Kenaikan ini mendorong minat investor ritel. Banyak investor kembali membeli emas sebagai aset lindung nilai saat kondisi global masih bergejolak.
Pergerakan Harga Emas Sepekan
Harga emas Antam berada di Rp 2.795.000 per gram pada Senin (4/5/2026). Pada Selasa (5/5), harga turun ke Rp 2.760.000 per gram.
Pasar kemudian bergerak naik pada Rabu (6/5). Harga melonjak Rp 30.000 dan kembali ke Rp 2.790.000 per gram.
Tren penguatan berlanjut pada Kamis (7/5). Harga naik ke Rp 2.840.000 per gram dan menjadi level tertinggi pekan itu.
Pada Jumat (8/5), harga terkoreksi tipis Rp 1.000. Harga bertahan di Rp 2.839.000 per gram hingga Sabtu (9/5).
Secara keseluruhan, emas mencatat kenaikan Rp 10.000 dalam sepekan.
Harga Buyback Stabil
Harga buyback emas Antam bergerak stabil sepanjang pekan. Pada Sabtu (9/5), harga buyback berada di Rp 2.644.000 per gram.
Investor memantau harga ini untuk menentukan waktu terbaik menjual emas ke Antam.
Faktor Global Mendorong Harga
Pasar global memberi pengaruh besar terhadap pergerakan emas. Nilai dolar AS bergerak fluktuatif sepanjang pekan.
Ekspektasi suku bunga The Federal Reserve juga memengaruhi sentimen pasar. Ketidakpastian geopolitik ikut meningkatkan permintaan emas.
Saat dolar melemah, investor global mendorong harga emas naik. Kondisi ini membuat emas lebih menarik sebagai aset lindung nilai.
Permintaan Emas Domestik Tetap Kuat
Permintaan emas fisik di Indonesia tetap tinggi. Investor ritel terus membeli emas untuk menjaga nilai aset.

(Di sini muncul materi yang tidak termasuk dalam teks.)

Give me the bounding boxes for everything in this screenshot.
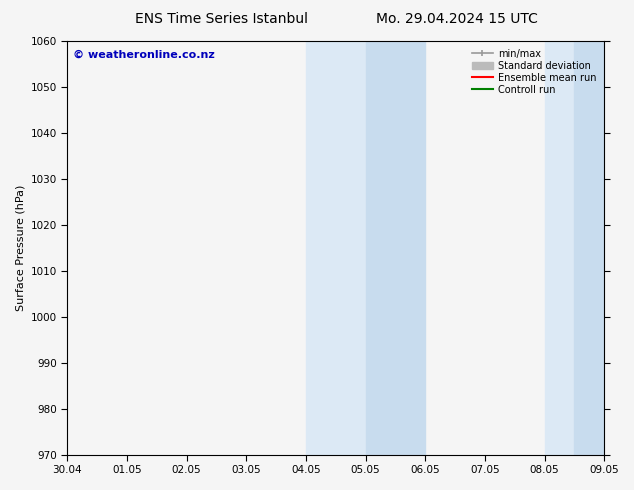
Bar [545, 41, 574, 455]
Text: Mo. 29.04.2024 15 UTC: Mo. 29.04.2024 15 UTC [375, 12, 538, 26]
Bar [574, 41, 604, 455]
Legend: min/max, Standard deviation, Ensemble mean run, Controll run: min/max, Standard deviation, Ensemble me… [469, 46, 599, 98]
Bar [306, 41, 366, 455]
Bar [366, 41, 425, 455]
Text: © weatheronline.co.nz: © weatheronline.co.nz [72, 49, 214, 59]
Text: ENS Time Series Istanbul: ENS Time Series Istanbul [136, 12, 308, 26]
Y-axis label: Surface Pressure (hPa): Surface Pressure (hPa) [15, 185, 25, 311]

Banyak investor memilih emas karena dianggap lebih stabil dibanding instrumen lain. Inflasi dan ketidakpastian ekonomi memperkuat minat tersebut.
Ketentuan Pajak Transaksi
Pemerintah mengenakan pajak pada transaksi emas di atas Rp 10 juta. Pemilik NPWP membayar PPh 22 sebesar 1,5%.
Sementara itu, non-NPWP membayar 3%. Antam langsung memotong pajak saat proses buyback.
Prospek Harga Emas
Analis memperkirakan harga emas masih berpotensi naik. Arah kebijakan suku bunga AS menjadi faktor utama pergerakan pasar.
Jika ketidakpastian global berlanjut, emas berpeluang melanjutkan penguatan. Namun, investor tetap perlu mewaspadai volatilitas jangka pendek.